27 Aralık 2017 22:18

Cemre ÇİĞDEM
Kocaeli Üniversitesi

Hayatın her alanında kâr hırsı ile hareket eden sistem üniversiteleri de atlamıyor. Hesapta “ücretsiz” eğitimde en temel ihtiyacımız olan yemek bile bizlere kâr amacıyla veriliyor. “Ne kadar kazanırız” kafasıyla sağlığımız yemek şirketlerine pazarlanıyor. Her yeni dönemde de ücretlere onlarca zam yapılarak öğrencinin cebi deliniyor. Artan fiyatlar cebimize zarar verirken yemekler her geçen gün daha da sağlıksızlaşıyor. Son günlerde birçok üniversitede yüzlerce öğrenci zehirlendi. Bu zehirlenmelerden biri de Kocaeli Üniversitesi’nde yaşandı.

LAFTA KALAN “İNCELEME”LER

12 Aralık’ta Kocaeli Üniversitesi’nin elliden fazla öğrencisi yemekhanedeki yemekten zehirlendi. Bu sayı sadece hastaneye başvuran öğrenciler. Para vermemek, ciddiye almamak, başka sebepten olduğunu düşünmek gibi gerekçelerle yoğun mide bulantısı yaşayan birçok arkadaşımız hastaneye gitmedi. Olaya karşı tepkiler yükselirken rektör Sadettin Hülagü sosyal medya üzerinden açıklama yaparak “gerekenin yapılacağı”, “inceleme yapıldığı” gibi cılız laflarla olayı geçiştirdi. Bu kadar zaman sonra hâlâ ortada yapılan bir “gereken” yok. Parası olanlar kantinlere gidiyor, olmayanlar her yemekte “Acaba zehirlenir miyim?​” kaygısı taşıyor.

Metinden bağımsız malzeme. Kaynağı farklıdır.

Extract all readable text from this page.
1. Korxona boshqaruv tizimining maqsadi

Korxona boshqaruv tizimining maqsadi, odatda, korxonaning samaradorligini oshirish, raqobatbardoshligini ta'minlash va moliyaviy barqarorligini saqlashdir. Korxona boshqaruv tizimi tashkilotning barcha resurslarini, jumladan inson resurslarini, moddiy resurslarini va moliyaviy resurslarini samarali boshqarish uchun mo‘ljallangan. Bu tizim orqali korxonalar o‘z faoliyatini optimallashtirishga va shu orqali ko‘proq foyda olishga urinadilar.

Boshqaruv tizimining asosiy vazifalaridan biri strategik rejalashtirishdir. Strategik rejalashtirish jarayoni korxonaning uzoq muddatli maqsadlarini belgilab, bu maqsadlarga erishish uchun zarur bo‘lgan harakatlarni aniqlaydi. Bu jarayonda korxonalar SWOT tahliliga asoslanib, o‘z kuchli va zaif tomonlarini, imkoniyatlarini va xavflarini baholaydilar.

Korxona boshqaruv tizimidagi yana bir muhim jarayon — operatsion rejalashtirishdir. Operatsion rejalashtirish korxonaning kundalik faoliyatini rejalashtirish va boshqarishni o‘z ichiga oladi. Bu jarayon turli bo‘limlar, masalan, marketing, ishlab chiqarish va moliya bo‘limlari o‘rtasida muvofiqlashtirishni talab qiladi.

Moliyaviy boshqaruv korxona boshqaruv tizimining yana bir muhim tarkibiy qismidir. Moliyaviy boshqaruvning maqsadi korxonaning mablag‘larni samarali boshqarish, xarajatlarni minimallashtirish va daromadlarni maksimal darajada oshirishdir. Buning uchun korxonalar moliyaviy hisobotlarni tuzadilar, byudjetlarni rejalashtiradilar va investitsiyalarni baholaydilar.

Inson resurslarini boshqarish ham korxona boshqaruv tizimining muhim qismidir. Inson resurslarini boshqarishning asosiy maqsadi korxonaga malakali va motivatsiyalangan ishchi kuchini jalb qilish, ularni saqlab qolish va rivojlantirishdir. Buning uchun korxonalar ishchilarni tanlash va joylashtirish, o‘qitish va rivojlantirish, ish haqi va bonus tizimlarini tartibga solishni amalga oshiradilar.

1500 ÖĞRENCİNİN KATILDIĞI “ANKET”

Yemekhane ile ilgili bir başka açıklamasında rektör “Yapılan bir ankette öğrencilerin yüzde seksen üçü yamekhaneye dair mükemmel, iyi, orta seçeneklerini işaretledi.” diyor. Kaçının orta dediği de zaten belli değil ama belli olan başka bir şey var: Seksen bin küsur öğrencinin okuduğu okulda bu ankete katılan 1500 öğrenci. Anketten haberi olan veya anketi dolduran kim bilmiyoruz. Sormalıyız ki bu anketten neden tüm öğrencilerin haberi yoktu? Ya da anketi gerçekten öğrencinin yararı için mi yaptılar? Yoksa anketin tek amacı suçu adeta öğrenciye yıkan, mahalle maçlarındaki “Senin takım arkadaşın faulü kabul etti.” mantığı yaratan bir veri elde etmek miydi? Varsayalım ki yemekhanenin tadı ve fiyatı ankette dile getirildiği üzere “ortalamanın üstünde” olsun, bu zehirlenmenin üstüne söylendiğinde cılız bir “kendini aklama” çabasından başka bir şey olmuyor. Rektör, zamlanan yemekhane fiyatlarını, kalitesi düşen hatta artık zehirli hale gelmiş yemekleri savunuyor.

KÂR AMAÇLI ÇALIŞAN YEMEKHANE İSTEMİYORUZ

Yapılması gereken yemekleri veren şirket ile yapılan anlaşmanın feshedilmesidir. Yemekhaneler kâr amaçlı çalışmamalı, öğrenci yararını gözetmelidir. “Kaynak eksikliği”nden yakınan okul idareleri, makam araçlarından, güvenlik harcamalarından vazgeçmelidir; öğrencilerin yemekhanesinden değil! Bizlerin sağlığı para kazanma alanı değildir. En temel hakkımız olan sağlıklı, nitelikli besleyici ve ücretsiz bir yemekhane için sınıflarımızda, fakültelerimizde, okullarımızda birleşmek zorundayız. Sağlıklı ve nitelikli bir yemekhane için birleşmeyenler, acil servisinde en iyi ihtimalle kolunda serumla birbirini bulmak zorunda kalacaktır.